On Thu, Sep 08, 2016 at 03:50:40PM +0200, Michal Privoznik wrote:
> > After going through patch 3, I'm beginning to think it wouldn't be such
> > a good idea to keep nvdimm's and dimm's in the same nmems list.  I think
> > they might just be too different.  I also recall some algorithm
> > somewhere which made sure addresses and sizes used fit "properly"...
> > Searching on DIMM in cscope brings up a few more references and questions.
> 
> So, I've just discussed this with Peter who implemented the DIMM (aka
> mem hotplug) feature. In this case, libvirt tries to not duplicate code
> that already lives in qemu. So how this works is: on domain startup
> libvirt just puts the dimms (and after my patches nvdimms as well) onto
> the qemu cmd line just in the order as in the XML. Then, when qemu is
> started its magic algorithm assigns addresses to all the modules (so
> that they don't overlap) and libvirt just queries this information on
> the monitor. And it is only in case of migration when we explicitly put
> the addresses onto qemu's cmd line (to preserve ABI stability).

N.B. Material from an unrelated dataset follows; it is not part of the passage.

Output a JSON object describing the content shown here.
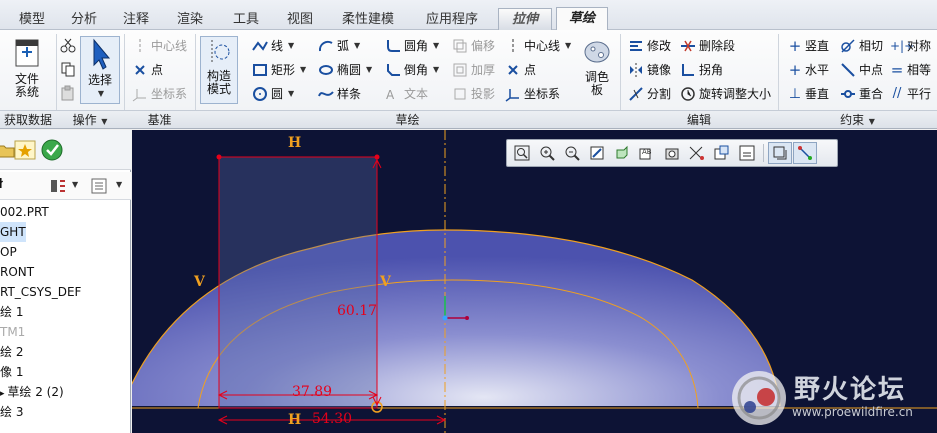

> On the next run of domain (I mean hard stop & start => new qemu
> process), the process repeats itself again. So addresses can be possibly
> different, but I'd say this is okay. For two reasons: even in real
> hardware if you switch two devices (e.g. DIMM modules, disks, ...)
> you'll boot into different environment (e.g. disks gets renamed, what
> used to be sda is now sdb). Secondly, this NVDIMM is meant to be used as
> a sync mechanism between host & guest.

This is very different to how we deal with addressing for all other
types of device in libvirt, where we always assign addresses
immediately at time the guest is defined. By only assigning addresses
transiently when QEMU starts up, then you're liable to get different
addressing even if the DIMM config isn't isn't changed. eg addition
of other unrelated devices may alter the address QEMU ends up assigning
to the DIMMS. Your arguments in favour of not having persistent addresses
aren't really in any way specific to DIMMs, so if we wanted to take that
approach, then it would apply to all types of device. So I think we need
to fix DIMM address assignment so that it works exactly the same way as
we do for all other device addressing needs and assign it up front.